At some 8,000 words Mary Anne Weaver’s recent article in the New York Times Magazine, “Her Majesty’s Jihadists”, is the most detailed attempt yet to “understand the pull of jihad” for Muslims in the UK. The subtitle boldly states that more British Muslims have joined Islamist militant groups than serve in the British military. Why this is so is worth asking, I suppose, though one could alternately ask why so few British Muslims are willing to serve in a military that has, quite literally, been at war in one place or another for more than a century. As Guardian reported last year, “Next year may be the first since at least 1914 that British soldiers, sailors and air crews will not be engaged in fighting somewhere – the first time Britain is totally at peace with the rest of the world.” That belated peace was not to be as the British Parliament “voted overwhelmingly” to authorize air strikes against the Islamic State in Iraq. In our political culture we are not supposed to ask why individuals would willingly risk their lives for geopolitical or corporate aims. Their heroism has to be mindlessly celebrated.
In any case, Weaver’s article does not address that question. It wants to “understand the pull of jihad” for British Muslims. Her article is perhaps less interesting for what it says than for what it leaves out. There are interviews with scholars belonging to the International Center for the Study of Radicalization (ICSR), a man whose three son left to fight in Syria, and Moazzam Begg–an activist and a former prisoner at Guantanamo Bay. Weaver begins her investigation by asking Shiraz Maher, a senior research fellow at ICSR, if he could draw a “typical jihadist profile” for her. Maher explains that the “average British fighter is male, in his early 20s and of South Asian ethnic origin” with “some university education and some association with activist groups.” Some go for humanitarian reasons and others are adventure seekers, “students of martyrdom,” and the “die-hard radicals.”
After offering various profiles of “typical” jihadists, Maher assures Weaver that the problem is not a lack of Muslim integration in the country: “We are one of the best integrated countries in Europe,” Maher says. “We have high-level Muslims in politics, including cabinet ministers; among opinion makers and journalists.” Unfortunately, Maher continues, “in the mid-to-late 1980s and the 1990s, we took in a number of dissidents, a new wave of Muslim preachers, who integrated into the heart of British Muslim life … They were the ones who opened the debate in the mosques on ‘What is the Caliphate? What role does, or should it play, in everyday Muslim life?’ A lot of young people who go to Syria today were infants when the debate began, so this is what they’ve grown up with; it was the mood music of their lives.”

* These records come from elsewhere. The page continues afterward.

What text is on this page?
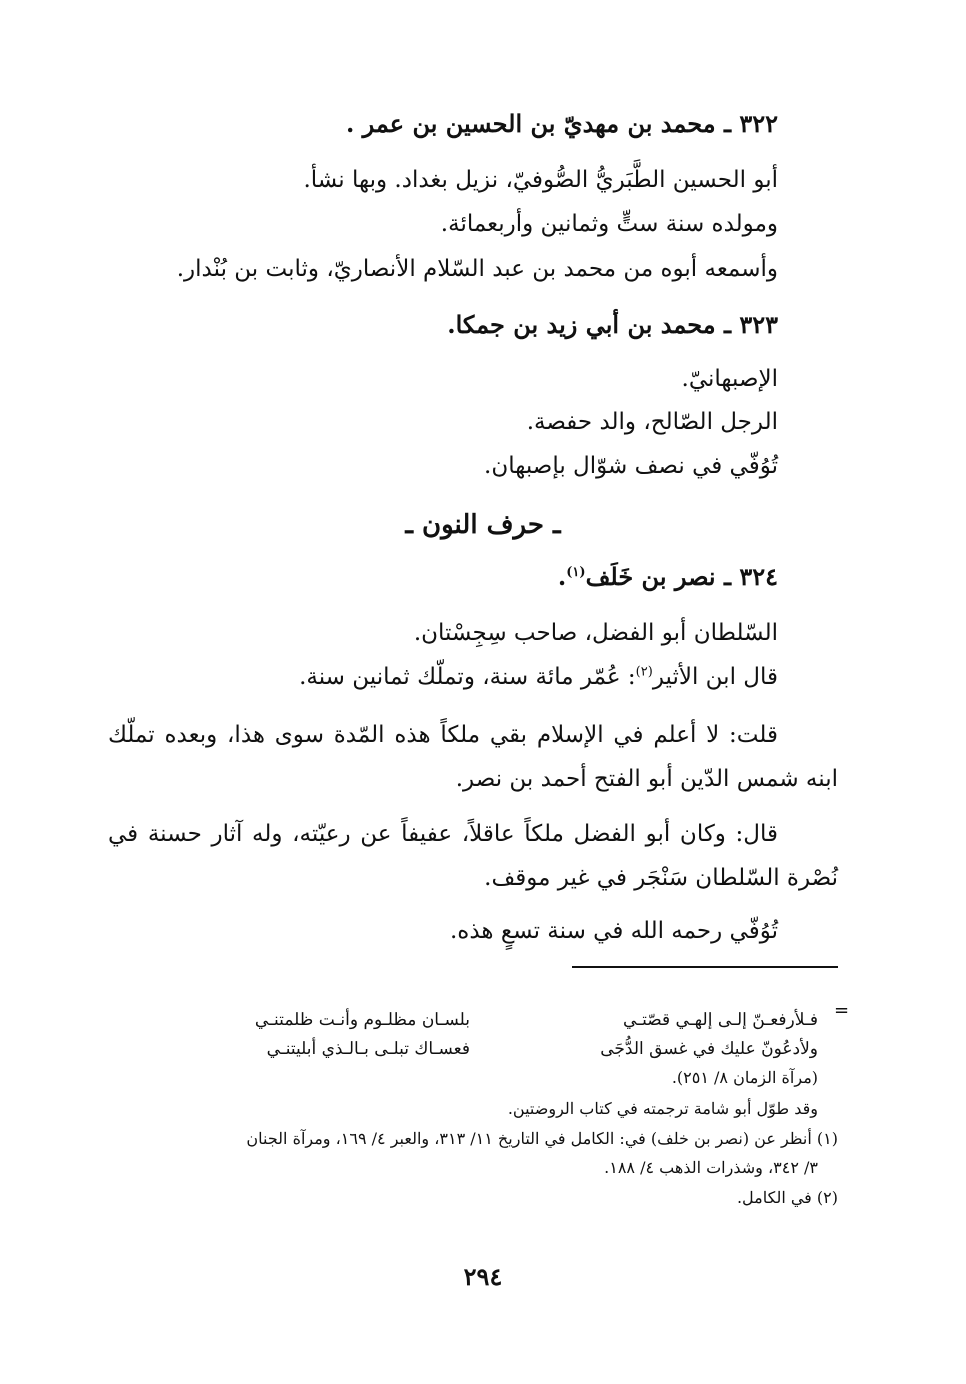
٣٢٢ ـ محمد بن مهديّ بن الحسين بن عمر .
أبو الحسين الطَّبَريُّ الصُّوفيّ، نزيل بغداد. وبها نشأ.
ومولده سنة ستٍّ وثمانين وأربعمائة.
وأسمعه أبوه من محمد بن عبد السّلام الأنصاريّ، وثابت بن بُنْدار.
٣٢٣ ـ محمد بن أبي زيد بن جمكا.
الإصبهانيّ.
الرجل الصّالح، والد حفصة.
تُوُفّي في نصف شوّال بإصبهان.
ـ حرف النون ـ
٣٢٤ ـ نصر بن خَلَف$^{(١)}$.
السّلطان أبو الفضل، صاحب سِجِسْتان.
قال ابن الأثير$^{(٢)}$: عُمّر مائة سنة، وتملّك ثمانين سنة.
قلت: لا أعلم في الإسلام بقي ملكاً هذه المّدة سوى هذا، وبعده تملّك
ابنه شمس الدّين أبو الفتح أحمد بن نصر.
قال: وكان أبو الفضل ملكاً عاقلاً، عفيفاً عن رعيّته، وله آثار حسنة في
نُصْرة السّلطان سَنْجَر في غير موقف.
تُوُفّي رحمه الله في سنة تسعٍ هذه.
=
فـلأرفعـنّ إلـى إلهـي قصّتـي
بلسـان مظلـوم وأنـت ظلمتنـي
ولأدعُونّ عليك في غسق الدُّجَى
فعسـاك تبلـى بـالـذي أبليتنـي
(مرآة الزمان ٨/ ٢٥١).
وقد طوّل أبو شامة ترجمته في كتاب الروضتين.
(١) أنظر عن (نصر بن خلف) في: الكامل في التاريخ ١١/ ٣١٣، والعبر ٤/ ١٦٩، ومرآة الجنان
٣/ ٣٤٢، وشذرات الذهب ٤/ ١٨٨.
(٢) في الكامل.
٢٩٤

We find out later that Weaver is not completely convinced about Muslims being integrated into British life. In East London she immediately realizes that she is “the only woman not wearing a hijab, or head scarf, or a full veil.” This makes her “self-conscious” and wonder about “the degree of assimilation, and integration, of Muslims here.” This bizarre association between hijabs and integration aside, there is something to be said about militant Islamism becoming the “mood music” in the late mid-to-late 1980s and 1990s. Maher traces this to Muslim preachers arriving in the UK and raising new religious questions which had, until then, been absent from the country. Crucially, he leaves out, the Cold War US/UK aim to counter nationalist and socialist movements in the Third World drove the British government to empower right-wing Islamist movements. In the UK itself this resulted in the state forming relationships with religious groups and individuals to circumvent independent (and secular) Muslim organizations.
Aside from assorted profiles of “typical” jihadists and Moazzam Begg’s explanation about the religious legitimacy the Islamic State enjoys, Weaver’s investigation into “the pull of jihad” doesn’t really go anywhere. The striking thing about Weaver’s article is that it provides no background on just who British Muslims are: their national and ethnic origins, class positions, political and religious beliefs, relations with various state institutions, etc. We learn nothing about British Muslims which may help explain their decision to leave the UK and join right-wing militant Islamist groups. We don’t, for example, learn about the British intelligence’s “campaign of blackmail and harassment” of Muslims “in an attempt to recruit them as informants.” Government surveillance of Muslims, hate crimes and routine discrimination against Muslims, record levels of imprisoned Muslims, material deprivation in Muslim communities, and countless other examples are nowhere in Weaver’s account.
What Weaver’s account in fact does is shift the terms of the debate onto an ideological terrain from which the political realities of British Muslims are almost wholly absent–realities which intersect in important ways with state policies. When the daily realities of British Muslims do enter the conversation they do so within a pop-psychological framework. This is not a novel approach. The controversial Rolling Stone cover story on Dzhokhar Tsarnaev–one of the Boston Marathon bomber–did much of the same. Family troubles is a more comforting explanation than US violence. Weaver’s article sought to investigate the “pull of jihad” for British Muslims and, following the footsteps of terrorism experts, neatly located it in an outside ideology. There is no need to worry about state policies and their consequences when one can safely point fingers outward.